I've got two similar implementations (java and c++) for a trivial algorithm like the selection sort.
public interface SortingAlgorithm {
public void sort(int[] a);
}
public class SelectionSort implements SortingAlgorithm {
@Override
public void sort(int[] a) {
for (int i = 0; i < a.length; i++) {
int lowerElementIndex = i;
for (int j = i + 1; j < a.length; j++) {
if (a[j] < a[lowerElementIndex]) {
lowerElementIndex = j;
}
}
swap(a, lowerElementIndex, i);
}
}
private void swap(int[] a, int i, int j) {
if (i == j) {
return;
}
int temp = a[i];
a[i] = a[j];
a[j] = temp;
}
}
and the c one:
inline void swap(int* a, int i, int j);
void s_sort(int* a, int size) {
int i;
for (i = 0; i < size; i++) {
int lowerElementIndex = i, j;
for (j = i + 1; j < size; j++) {
if (a[j] < a[lowerElementIndex]) {
lowerElementIndex = j;
}
}
swap(a, lowerElementIndex, i);
}
}
inline void swap(int* a, int i, int j) {
if (i == j) {
return;
}
int temp = a[i];
a[i] = a[j];
a[j] = temp;
}
Now, I tried testing them on a large array (100000 random int).

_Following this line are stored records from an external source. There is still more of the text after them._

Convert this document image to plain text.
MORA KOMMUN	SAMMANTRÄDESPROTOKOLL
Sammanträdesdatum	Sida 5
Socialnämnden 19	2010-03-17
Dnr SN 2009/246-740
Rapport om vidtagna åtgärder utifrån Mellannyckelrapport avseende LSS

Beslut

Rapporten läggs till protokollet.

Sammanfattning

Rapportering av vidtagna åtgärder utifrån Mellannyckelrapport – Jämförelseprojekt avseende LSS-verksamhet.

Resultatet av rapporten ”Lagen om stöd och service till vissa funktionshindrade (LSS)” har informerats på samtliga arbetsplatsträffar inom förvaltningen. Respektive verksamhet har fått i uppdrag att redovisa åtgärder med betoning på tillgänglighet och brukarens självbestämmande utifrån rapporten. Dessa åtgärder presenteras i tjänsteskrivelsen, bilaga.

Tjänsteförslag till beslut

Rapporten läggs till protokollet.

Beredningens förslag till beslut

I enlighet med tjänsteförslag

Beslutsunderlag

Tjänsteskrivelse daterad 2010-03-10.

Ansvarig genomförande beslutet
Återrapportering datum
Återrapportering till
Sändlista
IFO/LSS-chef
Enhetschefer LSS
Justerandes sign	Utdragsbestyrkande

The results at first were java: ~17 sec (compiled and executed with oracle jdk/jvm) c: ~22 sec (compiled with gcc v4.8 without any optimization)
Of course, i then tried to optimize my c version through cflags. The results are(I'm reporting cflags only): -O1: ~18.4
-O2: ~18.4
-O{3-9}: ~20.9
Now, my first question is which cflacs should I use to compile?
So I read the gnu manual about optimizations. Adding -march=native didn't helped. After some time spent trying other options, I came into -fprofile-arcs option. Adding it to my flags made my code finish its test in about 11 seconds! However some files appeared in my folders: the results of the profiling. As I understand, I should use them with -fbranch-probabilities and recompile the code. Recompiling results again in ~18.5 sec. And this is what I really want to ask.
How is it possible for my program to run so fast if it has to write files and collect profiling information and instead it runs 1.5 times slower when it hasn't?
I forgot to mention that I'm on an old PC with a Intel Celeron @2.8GHz processor and linux (fedora 20 with xfce) installed. If you need other information about the hardware just ask! ;)
Edit: The code I use for the test is:
Java:
public class Test {
public static void main(String[] args) {
int[] a = new int[100000];
int[] a2 = new int[100000];
for (int i = 0; i < a.length; i++) {
a[i] = (int)(Math.random()*100000);
a2[i] = a[i];
}
SelectionSort s = new SelectionSort();
InsertionSort s1 = new InsertionSort();
double start = System.nanoTime();
s.sort(a);
double end = System.nanoTime();
double time = (end-start)/1000000000.0;
System.out.println("Selection: "+time);
start = System.nanoTime();
s1.sort(a2);
end = System.nanoTime();
time = (end-start)/1000000000.0;
System.out.println("Insertion: "+time);
}
}
And the c:
#include "insertion_sort.h"
#include "selection_sort.h"
#include <time.h>
#include <stdlib.h>
#include <stdio.h>
#include <string.h>
int main() {
int max = 100000, i;
srand(time(NULL));
int array[100000], array2[100000];
for(i=0; i<100000; i+=1) {
array[i] = rand()%100000;
}
memcpy(array2, &array[0], 100000 * sizeof(int));
clock_t inizio = clock();
s_sort(array, max);
clock_t fine = clock();
float tempoEsecuzione = (float)(fine - inizio) / CLOCKS_PER_SEC;
printf("Selection: %2.3f\n", tempoEsecuzione);
inizio = clock();
i_sort(array2, max);
fine = clock();
tempoEsecuzione = (float)(fine - inizio) / CLOCKS_PER_SEC;
printf("Insertion: %2.3f\n", tempoEsecuzione);
return 0;
}
The code contains references to a insertion sort function that I haven't included in the rest of the question because (as expected) java run slower that c.